I believe this exploit speaks to the absolute necessity of keeping the browser environment isolated from normal userland browser, which is probably a madhouse of unsafe code running, reading the page, etc. If you must run the signal protocol in-browser, run it in Electron, or as a Chrome app (Signal Desktop currently does the latter).

In the future, we may think about moving toward emscripten-compiled dependencies for cryptographic primitives. At the end of the day, window.crypto can be absolutely anything. If we can bundle all primitives with the rest of the application code, we can verify the integrity of that one JS bundle, e.g. with subresource integrity.
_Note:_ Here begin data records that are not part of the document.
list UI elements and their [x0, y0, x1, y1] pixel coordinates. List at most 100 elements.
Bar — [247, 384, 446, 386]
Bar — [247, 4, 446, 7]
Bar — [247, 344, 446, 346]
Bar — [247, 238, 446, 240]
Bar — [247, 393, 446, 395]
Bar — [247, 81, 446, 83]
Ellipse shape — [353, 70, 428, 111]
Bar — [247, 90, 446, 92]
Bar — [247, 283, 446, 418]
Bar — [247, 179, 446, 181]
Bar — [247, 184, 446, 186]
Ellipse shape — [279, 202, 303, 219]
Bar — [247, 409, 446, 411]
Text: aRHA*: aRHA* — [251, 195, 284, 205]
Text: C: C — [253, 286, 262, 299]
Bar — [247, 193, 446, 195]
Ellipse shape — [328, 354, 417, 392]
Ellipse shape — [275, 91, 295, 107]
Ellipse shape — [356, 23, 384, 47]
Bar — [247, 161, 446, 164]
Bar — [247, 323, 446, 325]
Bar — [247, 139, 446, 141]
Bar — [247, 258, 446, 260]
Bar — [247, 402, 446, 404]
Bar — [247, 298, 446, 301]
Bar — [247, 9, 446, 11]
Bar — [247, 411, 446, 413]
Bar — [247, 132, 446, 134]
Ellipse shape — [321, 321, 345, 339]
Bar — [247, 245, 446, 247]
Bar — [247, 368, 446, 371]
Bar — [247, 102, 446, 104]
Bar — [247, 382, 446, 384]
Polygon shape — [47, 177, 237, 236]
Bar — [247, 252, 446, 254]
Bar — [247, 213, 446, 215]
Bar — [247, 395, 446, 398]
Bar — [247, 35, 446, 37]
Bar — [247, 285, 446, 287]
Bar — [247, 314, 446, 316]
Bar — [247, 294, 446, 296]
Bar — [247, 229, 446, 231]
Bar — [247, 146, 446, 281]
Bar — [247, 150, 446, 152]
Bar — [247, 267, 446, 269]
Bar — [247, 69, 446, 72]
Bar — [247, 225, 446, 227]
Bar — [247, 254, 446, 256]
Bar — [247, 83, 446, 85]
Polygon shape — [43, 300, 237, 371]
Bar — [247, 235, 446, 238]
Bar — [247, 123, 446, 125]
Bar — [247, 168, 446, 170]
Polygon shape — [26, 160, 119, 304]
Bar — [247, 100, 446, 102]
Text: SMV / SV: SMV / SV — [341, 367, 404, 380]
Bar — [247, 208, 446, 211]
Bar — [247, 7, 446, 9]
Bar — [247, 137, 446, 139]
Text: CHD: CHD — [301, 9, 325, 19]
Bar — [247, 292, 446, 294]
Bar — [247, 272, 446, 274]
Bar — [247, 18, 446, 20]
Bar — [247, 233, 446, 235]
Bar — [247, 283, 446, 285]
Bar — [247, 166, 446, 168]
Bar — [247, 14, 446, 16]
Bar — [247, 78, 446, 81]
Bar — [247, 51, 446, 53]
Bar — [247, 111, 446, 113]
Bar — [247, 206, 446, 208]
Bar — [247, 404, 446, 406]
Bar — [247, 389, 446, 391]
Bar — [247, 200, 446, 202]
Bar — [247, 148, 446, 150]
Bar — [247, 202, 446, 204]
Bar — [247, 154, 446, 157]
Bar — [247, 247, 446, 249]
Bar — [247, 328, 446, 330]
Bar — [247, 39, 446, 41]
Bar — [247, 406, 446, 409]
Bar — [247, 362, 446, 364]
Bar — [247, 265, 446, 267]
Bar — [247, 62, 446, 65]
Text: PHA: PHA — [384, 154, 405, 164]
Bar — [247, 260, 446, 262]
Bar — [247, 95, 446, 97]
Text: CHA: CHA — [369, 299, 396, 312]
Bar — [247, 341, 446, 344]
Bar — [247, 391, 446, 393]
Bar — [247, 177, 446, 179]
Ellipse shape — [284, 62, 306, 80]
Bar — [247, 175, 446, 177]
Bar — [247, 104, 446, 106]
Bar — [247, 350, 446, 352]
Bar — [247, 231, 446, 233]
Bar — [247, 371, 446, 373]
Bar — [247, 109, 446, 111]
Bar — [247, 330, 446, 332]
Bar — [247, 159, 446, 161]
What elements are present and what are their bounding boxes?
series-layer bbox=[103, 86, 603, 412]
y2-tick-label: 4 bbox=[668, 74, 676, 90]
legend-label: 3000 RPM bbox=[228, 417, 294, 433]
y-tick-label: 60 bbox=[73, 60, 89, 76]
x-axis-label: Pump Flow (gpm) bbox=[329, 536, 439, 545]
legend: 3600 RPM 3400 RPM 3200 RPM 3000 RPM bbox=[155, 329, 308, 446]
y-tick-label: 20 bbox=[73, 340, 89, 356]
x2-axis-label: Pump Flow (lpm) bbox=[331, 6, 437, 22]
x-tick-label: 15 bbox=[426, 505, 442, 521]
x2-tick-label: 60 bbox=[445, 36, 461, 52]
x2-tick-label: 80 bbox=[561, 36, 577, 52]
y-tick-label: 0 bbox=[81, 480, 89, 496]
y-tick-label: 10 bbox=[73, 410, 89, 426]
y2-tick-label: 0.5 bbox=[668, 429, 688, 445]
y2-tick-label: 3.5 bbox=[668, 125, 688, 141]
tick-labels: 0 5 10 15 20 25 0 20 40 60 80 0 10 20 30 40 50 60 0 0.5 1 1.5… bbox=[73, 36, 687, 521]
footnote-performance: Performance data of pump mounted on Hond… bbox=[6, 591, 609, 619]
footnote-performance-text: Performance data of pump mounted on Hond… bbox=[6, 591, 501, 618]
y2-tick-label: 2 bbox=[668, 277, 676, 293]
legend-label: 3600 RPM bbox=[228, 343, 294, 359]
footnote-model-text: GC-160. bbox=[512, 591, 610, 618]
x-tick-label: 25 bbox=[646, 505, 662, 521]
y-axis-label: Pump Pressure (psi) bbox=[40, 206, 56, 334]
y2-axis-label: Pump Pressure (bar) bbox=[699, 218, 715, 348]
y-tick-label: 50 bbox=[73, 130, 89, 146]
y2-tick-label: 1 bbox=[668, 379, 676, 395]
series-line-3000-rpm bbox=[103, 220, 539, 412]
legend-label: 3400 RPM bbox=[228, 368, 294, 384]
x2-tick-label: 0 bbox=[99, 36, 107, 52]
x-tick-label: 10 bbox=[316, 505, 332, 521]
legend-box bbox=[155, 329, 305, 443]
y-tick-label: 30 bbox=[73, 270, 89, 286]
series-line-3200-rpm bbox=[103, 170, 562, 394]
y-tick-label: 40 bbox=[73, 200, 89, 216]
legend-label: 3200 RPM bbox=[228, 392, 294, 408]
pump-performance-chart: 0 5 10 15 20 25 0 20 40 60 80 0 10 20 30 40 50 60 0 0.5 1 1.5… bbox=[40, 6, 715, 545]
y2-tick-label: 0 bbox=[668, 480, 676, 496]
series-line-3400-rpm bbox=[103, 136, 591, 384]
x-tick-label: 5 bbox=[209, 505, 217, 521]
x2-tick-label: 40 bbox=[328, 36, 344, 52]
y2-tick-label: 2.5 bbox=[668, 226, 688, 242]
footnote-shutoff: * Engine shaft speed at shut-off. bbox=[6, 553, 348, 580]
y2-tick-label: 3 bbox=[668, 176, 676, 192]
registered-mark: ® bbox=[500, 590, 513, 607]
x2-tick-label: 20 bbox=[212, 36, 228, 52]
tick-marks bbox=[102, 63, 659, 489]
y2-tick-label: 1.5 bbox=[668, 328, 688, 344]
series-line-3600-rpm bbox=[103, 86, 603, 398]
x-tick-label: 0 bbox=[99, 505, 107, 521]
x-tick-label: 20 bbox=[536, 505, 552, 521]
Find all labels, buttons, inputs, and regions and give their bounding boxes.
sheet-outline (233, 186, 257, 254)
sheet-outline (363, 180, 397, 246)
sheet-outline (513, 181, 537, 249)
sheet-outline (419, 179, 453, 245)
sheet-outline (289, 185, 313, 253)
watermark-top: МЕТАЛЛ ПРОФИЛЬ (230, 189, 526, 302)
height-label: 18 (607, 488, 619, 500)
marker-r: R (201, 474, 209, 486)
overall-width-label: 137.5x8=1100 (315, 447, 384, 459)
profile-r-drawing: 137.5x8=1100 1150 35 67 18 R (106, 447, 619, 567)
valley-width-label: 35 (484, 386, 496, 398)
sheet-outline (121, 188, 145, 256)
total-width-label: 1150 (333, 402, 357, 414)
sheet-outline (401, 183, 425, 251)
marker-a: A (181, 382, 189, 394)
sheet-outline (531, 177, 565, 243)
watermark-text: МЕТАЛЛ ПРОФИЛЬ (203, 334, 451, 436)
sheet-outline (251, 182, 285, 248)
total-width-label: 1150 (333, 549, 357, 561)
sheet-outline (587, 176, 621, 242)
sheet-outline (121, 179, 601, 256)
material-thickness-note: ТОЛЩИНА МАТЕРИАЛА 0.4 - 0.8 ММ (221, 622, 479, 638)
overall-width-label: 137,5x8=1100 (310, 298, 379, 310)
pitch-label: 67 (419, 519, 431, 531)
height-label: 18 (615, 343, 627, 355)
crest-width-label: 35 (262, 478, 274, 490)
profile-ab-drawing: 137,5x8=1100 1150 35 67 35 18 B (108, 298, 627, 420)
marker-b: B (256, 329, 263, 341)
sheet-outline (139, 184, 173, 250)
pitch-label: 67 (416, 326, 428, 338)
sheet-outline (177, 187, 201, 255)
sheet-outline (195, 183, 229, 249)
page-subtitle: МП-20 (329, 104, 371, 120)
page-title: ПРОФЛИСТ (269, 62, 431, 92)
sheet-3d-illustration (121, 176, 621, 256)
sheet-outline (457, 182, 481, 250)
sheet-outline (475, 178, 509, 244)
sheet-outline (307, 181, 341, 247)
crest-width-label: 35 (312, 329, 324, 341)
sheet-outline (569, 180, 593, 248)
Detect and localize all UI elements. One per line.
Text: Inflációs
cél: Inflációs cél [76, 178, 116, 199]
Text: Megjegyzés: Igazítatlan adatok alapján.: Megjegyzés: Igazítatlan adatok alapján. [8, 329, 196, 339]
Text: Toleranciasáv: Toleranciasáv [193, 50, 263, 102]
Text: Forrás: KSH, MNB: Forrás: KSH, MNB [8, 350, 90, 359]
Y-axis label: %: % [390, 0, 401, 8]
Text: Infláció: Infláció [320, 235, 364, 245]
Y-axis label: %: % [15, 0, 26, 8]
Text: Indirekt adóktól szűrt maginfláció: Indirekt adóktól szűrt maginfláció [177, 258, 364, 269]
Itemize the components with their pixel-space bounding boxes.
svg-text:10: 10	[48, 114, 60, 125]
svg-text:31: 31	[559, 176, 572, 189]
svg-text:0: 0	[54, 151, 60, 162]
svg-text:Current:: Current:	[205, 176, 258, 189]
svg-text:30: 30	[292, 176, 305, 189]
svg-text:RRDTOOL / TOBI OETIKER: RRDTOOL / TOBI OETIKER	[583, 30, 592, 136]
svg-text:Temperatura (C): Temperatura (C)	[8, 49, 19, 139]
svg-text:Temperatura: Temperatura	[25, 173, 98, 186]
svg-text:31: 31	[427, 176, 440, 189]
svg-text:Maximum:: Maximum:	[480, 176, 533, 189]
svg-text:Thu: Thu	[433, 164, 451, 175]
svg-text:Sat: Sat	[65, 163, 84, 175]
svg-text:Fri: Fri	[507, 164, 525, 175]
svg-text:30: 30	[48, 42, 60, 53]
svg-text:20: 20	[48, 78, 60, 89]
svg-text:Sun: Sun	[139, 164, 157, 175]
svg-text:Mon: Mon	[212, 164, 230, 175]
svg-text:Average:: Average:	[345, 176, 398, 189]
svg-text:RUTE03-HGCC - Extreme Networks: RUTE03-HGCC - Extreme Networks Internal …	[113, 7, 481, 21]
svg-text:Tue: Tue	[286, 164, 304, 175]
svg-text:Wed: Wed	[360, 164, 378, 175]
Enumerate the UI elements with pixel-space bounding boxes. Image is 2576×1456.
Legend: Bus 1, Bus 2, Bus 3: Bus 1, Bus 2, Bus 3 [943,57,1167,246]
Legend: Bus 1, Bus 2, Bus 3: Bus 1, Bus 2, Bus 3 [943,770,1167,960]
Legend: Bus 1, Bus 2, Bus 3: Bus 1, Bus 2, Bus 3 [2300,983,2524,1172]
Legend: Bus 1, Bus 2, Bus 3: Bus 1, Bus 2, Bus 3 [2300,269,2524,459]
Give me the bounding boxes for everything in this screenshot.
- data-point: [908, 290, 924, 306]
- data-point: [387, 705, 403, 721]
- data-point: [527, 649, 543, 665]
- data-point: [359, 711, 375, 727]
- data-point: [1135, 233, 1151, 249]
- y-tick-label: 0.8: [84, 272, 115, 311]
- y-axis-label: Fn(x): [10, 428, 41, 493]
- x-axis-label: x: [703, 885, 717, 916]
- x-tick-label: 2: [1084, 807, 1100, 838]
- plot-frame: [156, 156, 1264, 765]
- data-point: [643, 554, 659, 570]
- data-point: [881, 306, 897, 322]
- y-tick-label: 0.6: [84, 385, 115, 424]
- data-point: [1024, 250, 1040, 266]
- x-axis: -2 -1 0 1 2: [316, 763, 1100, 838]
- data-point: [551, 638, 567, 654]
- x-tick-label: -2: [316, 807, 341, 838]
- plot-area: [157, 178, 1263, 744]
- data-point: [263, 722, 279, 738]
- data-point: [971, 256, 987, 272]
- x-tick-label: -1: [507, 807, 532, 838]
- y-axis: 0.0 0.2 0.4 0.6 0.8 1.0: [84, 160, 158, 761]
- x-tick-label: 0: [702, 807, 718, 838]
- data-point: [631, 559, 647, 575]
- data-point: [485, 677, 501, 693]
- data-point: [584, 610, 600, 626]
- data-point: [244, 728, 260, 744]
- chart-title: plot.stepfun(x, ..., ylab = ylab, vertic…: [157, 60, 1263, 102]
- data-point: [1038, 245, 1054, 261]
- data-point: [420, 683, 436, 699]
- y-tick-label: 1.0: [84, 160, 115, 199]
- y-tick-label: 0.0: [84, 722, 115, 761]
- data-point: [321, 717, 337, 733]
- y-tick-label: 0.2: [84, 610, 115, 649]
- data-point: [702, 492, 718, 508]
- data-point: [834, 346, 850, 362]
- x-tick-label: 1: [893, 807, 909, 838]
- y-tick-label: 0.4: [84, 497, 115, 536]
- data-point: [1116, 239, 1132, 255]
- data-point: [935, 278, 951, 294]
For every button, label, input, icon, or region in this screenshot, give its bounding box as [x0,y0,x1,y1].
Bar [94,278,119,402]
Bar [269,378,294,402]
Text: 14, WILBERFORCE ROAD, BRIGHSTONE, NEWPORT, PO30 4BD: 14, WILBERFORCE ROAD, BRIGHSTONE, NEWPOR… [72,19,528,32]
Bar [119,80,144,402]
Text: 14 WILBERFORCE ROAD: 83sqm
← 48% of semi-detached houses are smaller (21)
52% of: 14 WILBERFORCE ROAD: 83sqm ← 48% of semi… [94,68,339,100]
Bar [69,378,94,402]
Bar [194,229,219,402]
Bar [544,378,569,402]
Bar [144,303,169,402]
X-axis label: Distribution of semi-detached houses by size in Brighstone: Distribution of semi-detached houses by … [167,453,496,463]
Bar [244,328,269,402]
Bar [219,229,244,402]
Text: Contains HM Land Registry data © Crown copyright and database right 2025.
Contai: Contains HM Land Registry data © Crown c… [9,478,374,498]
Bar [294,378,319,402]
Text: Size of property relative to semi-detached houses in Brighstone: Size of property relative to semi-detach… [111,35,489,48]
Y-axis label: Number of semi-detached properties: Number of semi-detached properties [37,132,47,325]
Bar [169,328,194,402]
3.2 What are the WebWorkers doing?

The tests feature WebWorkers, but they are not called anywhere else as far as I can see. I would like to learn more about how WebWorkers are to be used in Signal.

3.3 What's the deal with session state at rest?

There is a bunch of state in the protocol, stored in sessions, which have a special API. Again, I am not a cryptographer, and do not know how best to store sessions. This will be future work for me to research, and I hope to hear more from the community as well about how best to encrypt session (and identity) data at rest, both in node and in the browser.

4 Future work: Shared, forking datastructures

Imagine Google Docs, but encrypted. Edits from friends could be Signal messages, containing a diff and an insertion/deletion point.

Of course, ordering the messages is always an issue. That's where a Merkle tree like hyperlog could come in handy. Even if messages are not strictly ordered, we can still construct a (forking) datastructure that represents all possible conflict-resolution states of the text.

A project like this will require a lot of infrastructural work - encrypting the data at rest, setting up keyservers, coordinating session-start messages. But, it could lay the groundwork for a entire application architectures based on Signal. I love peer-to-peer, but there is no reason to forsake servers completely - so long as they do not have a privileged position on the network relative to other peers. Signal can help here.

5 Thanks

Thanks to Adam Rothman and Nick Doty for notes and converstaions.

6 Disclaimer

I am not a cryptographer. Do NOT use this library for encrypting secrets. It is for research ONLY! Also, I am not affiliated with Open WhisperSystems. I am just a hobbyist. This library has NOT been reviewed by by the folks at WhisperSystems (though I have issued a PR on the bundling (non-node) aspects of this work).

Relatedly, signal-protocol needs a look over by an experienced cryptographer, preferably someone with experience doing crypto in node and the browser. If you know such a person, or are one, please get in touch (my email is on my github profile). We want not only to harden our system, but to prevent against foolhardy ventures, where possible.

Footnotes:

The signal protocol was formerly named axolotl, for its ability to "heal" itself when an attacker compromises a session key. Here is formal analysis of the Signal protocol.

Regarding apps that use chat, see Jon Libov's Futures of Text.

TLS has many shortcomings, and I am not suggesting Signal as a replacement, or a pancea for authenticity on the web. I recommend SSL and the Future of Authenticity for a fun overview. Trevor Perrin's Noise protocol has been proposed as an alternative to TLS.

⁴

EDIT: In fact, TLS has a feature called session resumption. However, it can compromise forward secrecy. (Thanks to @baby for the tip).